I have thought of my mouth often, especially when watching with tearful eyes those who were struggling with sorrow, suffering, and distress. My tendency would be to quickly alleviate the discipline and bring deliverance. O short-sighted person that I am! How do I know that one of these pains or groans should be relieved? The farsighted, perfect love that seeks the perfection of its object does not weakly shrink away from present, momentary suffering. Our Father’s love is too steadfast to be weak. Because He loves His children, He “disciplines us . . . that we may share in his holiness” (Heb. 12:10). With this glorious purpose in sight, He does not relieve our crying. Made perfect through suffering, as our Elder Brother was, we children of God are disciplined to make us obedient, and brought to glory through much tribulation. from a tract 

Eleven or so years ago, when I finished reading that story, was when I suddenly remembered that in all the trials of the week, I had failed to finish writing that week's message. So then instead of being sorrowful I was grateful. Grateful for a heavenly Father who loves me enough to let me grow up; to change me to be more like Him. His ways are not my ways and His thoughts are not my thoughts. 

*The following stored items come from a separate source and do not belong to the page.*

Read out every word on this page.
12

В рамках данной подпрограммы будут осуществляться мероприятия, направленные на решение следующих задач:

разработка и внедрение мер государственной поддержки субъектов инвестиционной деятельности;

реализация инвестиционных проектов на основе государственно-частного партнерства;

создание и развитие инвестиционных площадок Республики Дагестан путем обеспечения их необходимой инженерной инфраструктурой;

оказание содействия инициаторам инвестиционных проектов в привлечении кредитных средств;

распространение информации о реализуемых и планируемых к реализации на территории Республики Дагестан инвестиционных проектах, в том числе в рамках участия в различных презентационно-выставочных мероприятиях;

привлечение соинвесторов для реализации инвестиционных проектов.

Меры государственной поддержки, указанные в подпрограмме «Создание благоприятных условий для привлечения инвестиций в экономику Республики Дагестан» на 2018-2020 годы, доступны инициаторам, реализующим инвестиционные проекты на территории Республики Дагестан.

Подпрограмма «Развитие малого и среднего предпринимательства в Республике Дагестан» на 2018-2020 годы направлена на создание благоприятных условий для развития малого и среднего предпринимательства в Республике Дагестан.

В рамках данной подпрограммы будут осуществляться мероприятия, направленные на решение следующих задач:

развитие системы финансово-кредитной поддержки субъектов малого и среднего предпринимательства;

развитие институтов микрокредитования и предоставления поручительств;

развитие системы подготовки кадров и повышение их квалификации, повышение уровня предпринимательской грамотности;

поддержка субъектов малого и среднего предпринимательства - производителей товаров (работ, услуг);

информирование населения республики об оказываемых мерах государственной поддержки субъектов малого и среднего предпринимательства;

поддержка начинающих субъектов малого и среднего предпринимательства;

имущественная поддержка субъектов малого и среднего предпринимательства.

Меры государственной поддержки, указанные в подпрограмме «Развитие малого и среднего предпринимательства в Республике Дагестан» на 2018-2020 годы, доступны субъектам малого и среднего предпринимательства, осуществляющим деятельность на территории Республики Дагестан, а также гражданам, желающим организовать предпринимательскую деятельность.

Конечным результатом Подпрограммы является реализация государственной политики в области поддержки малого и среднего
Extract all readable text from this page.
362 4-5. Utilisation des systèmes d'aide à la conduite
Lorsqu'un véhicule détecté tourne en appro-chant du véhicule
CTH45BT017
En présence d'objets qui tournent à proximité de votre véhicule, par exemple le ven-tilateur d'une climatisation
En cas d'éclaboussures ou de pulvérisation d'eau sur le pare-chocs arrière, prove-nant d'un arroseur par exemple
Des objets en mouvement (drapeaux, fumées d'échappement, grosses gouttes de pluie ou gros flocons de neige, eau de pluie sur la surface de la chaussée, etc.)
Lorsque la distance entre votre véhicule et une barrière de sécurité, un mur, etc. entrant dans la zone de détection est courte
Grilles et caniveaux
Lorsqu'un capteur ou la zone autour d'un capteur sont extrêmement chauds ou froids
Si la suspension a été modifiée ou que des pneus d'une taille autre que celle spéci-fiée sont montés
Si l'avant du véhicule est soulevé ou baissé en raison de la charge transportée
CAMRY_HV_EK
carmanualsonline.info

And as I also said, it made me happy to know that He is not done with me yet. Thank You Lord for the trials; again I am rejoicing! 

Thankfully and humbling, I see how many years it’s taken the Lord to transform and help me to finally grow up. It was just the past few days that I realized that I did not want to be delivered or spared from my current trials, because only within the fire can I really sense His presence to the fullest. 

Daniel 3:24— 

“Then Nebuchadnezzar the king was astounded and stood up in haste; he responded and said to his high officials, ‘Was it not three men we cast bound into the midst of the fire?’ They answered and said to the king, ‘Certainly, O king.’ He answered and said, ‘Look! I see four men loosed and walking about in the midst of the fire without harm, and the appearance of the fourth [walking with them] is like a son of the gods!’” 

How about you? Where are you in your trials and how do you feel about them?